La Specola? No, not a fizzy drink, or some form of bribe paid to opticians, but a museum. Florence is full of galleries and museums, of course, from the Uffizi on down. On a city-based holiday in a hot climate, restricted to walking or public transport, a good supply of air-conditioned interiors is an important feature. Shops will do, but you can only pretend to be browsing the upscale goods for so long. Museums and galleries are perfect.
We had booked Uffizi tickets weeks in advance – you have specify a day and a half-hour entry time-slot – but still had to join a queue to collect our pre-booked tickets, and then queue again to enter the hallowed precincts. Ditto all the major attractions. At peak times the centre of Florence looks like an amusement park, with lines of fun-seekers going round the block for the most popular rides. After a bit, you begin to suspect that Stendhal Syndrome* has less to do with being overwhelmed by too much art than with the effects of excessive queueing in Italian sunshine.
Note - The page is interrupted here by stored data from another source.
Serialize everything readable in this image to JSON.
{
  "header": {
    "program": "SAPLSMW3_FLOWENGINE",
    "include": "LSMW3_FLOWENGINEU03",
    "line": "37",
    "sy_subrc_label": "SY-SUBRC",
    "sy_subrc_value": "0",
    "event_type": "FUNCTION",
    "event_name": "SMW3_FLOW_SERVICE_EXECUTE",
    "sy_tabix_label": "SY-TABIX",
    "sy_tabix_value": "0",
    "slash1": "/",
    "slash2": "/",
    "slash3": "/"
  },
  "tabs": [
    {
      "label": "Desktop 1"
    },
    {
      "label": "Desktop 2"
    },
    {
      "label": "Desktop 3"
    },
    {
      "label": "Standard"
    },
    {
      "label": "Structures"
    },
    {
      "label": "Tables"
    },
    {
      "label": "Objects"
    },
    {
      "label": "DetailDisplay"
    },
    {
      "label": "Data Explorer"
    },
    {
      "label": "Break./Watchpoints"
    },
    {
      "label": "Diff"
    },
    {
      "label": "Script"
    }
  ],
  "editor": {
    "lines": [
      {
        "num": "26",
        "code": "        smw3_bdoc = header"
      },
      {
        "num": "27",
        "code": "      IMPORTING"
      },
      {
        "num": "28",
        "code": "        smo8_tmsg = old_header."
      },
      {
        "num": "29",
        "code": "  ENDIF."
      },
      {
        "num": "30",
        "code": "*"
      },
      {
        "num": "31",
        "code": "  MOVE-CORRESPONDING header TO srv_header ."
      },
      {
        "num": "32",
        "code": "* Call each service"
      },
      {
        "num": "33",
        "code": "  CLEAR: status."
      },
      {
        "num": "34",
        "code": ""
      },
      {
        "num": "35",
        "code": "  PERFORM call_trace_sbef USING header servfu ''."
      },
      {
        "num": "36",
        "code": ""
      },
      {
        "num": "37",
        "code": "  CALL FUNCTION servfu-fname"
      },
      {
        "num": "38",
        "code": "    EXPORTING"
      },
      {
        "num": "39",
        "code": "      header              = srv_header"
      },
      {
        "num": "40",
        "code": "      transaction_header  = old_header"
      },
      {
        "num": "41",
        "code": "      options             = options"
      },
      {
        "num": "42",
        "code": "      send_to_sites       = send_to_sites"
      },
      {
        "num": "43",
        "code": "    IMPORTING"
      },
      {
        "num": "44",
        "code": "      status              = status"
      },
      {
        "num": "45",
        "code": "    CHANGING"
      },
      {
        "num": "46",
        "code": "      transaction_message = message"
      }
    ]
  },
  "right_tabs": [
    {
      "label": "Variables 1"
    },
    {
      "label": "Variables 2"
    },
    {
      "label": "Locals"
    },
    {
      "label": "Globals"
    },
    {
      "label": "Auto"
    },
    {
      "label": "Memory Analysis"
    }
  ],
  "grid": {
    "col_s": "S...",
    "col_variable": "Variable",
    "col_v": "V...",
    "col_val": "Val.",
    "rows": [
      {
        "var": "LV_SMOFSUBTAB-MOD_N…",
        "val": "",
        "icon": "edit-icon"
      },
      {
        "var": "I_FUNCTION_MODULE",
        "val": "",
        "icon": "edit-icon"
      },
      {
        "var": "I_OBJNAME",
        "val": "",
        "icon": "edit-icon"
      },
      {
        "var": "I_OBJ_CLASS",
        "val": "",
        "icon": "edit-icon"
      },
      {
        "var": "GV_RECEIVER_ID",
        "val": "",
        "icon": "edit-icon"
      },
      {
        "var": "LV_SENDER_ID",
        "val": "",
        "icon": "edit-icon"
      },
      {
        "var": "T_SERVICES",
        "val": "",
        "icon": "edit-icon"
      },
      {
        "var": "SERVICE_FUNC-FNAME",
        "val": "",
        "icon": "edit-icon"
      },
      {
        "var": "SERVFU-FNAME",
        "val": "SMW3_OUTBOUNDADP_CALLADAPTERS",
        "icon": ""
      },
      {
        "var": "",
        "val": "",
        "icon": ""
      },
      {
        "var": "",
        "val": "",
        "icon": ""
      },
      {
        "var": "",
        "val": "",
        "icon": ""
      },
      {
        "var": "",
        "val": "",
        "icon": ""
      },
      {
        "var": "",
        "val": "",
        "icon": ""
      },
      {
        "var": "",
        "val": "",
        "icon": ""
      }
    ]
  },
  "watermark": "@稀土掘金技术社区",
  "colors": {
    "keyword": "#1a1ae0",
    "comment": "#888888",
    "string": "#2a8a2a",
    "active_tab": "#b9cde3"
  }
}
It was therefore a pleasant surprise to discover a museum that required neither pre-booking nor queueing and which – having grown weary of endless Annunciations, Crucifixions, Lamentations and Depositions – contained no art. At least, no art of the kind that turned Stendhal's brain to dizzy jelly. Although if the idea of brains turned to jelly makes you feel even slightly queasy then La Specola – or, to give it its full title, The Museum of Natural History of the University of Florence, Zoology Section, "La Specola"("The Observatory") – is probably not for you. Frankly, normal people do not travel to Florence with the aim of admiring cabinets of ancient stuffed animals and especially do not relish the prospect of examining one of the world's great collections of wax models of human anatomy and pathology. But then you and I have never pretended to be normal, have we?
Taxidermy and taxonomy are standard museum fare, of course, though I was never going to pass up an opportunity to refresh my cast of crows, hawks and any other beasts that might come in handy for photo-collages. In La Specola I was particularly taken by an array of snakes and amphibians bottled in formaldehyde. If you admire the museological photography of Rosalind Wolff-Purcell then you'll understand the attraction. There's something strangely peaceful and almost mystical about these pale, preserved individuals dreaming away the centuries in what appears to be suspended animation, like voyagers in deep space. And where else are you going to see the truly badly stuffed hide of the Medici's pet hippopotamus?
Detailed wax anatomical models are rather less common, however, and this is a particularly spectacular collection. There are 1400 items copied from dissected corpses in the 18th century and, although originally created for medical teaching purposes, it has also been open to the public since 1775, in a very bold project of Enlightenment. Goethe himself is said to have visited, though I can see no mention of it in his flying visit to Florence in 1786 in the Italian Journey ("Also visited La Specola. No queue! But, eewww, icky and totally gross!")
It is certainly not for the squeamish. My partner wisely opted to visit the nearby Boboli Gardens instead, while I and my daughter boldly ventured inside. Now, these wax models are in a different league of accurate representation to those blank-eyed shop dummies in Madame Tussaud's, I can tell you. They're realer than real, like all the best illustrations. The trick is knowing when not to look. It's easy enough to glance away from a lovingly recreated diorama of the Plague, with the intestines of rotting corpses being eaten by rats, splayed on the stained bedding and dirt floor of a Florentine hovel, or to let fascination overcome revulsion when studying entire bodies reduced to 3D wiring diagrams of nerves and blood vessels, apparently floating in space. It's rather less easy to spot the dissected sets of genitalia pinned to boards for what they are before recoiling in horror. And there are some truly unmentionable things in there which may haunt your nightmares if you gaze on them for too long. Apparently the Marquis de Sade was another celebrated visitor. That's all I'm saying. Enlightenment is a mansion of many rooms, some of which are best kept shut.
Phew, I think they're just feet...
* a.k.a. Florence Syndrome, i,e, rapid heartbeat, dizziness, fainting, confusion and even hallucinations caused when an individual is exposed to a concentration of great art.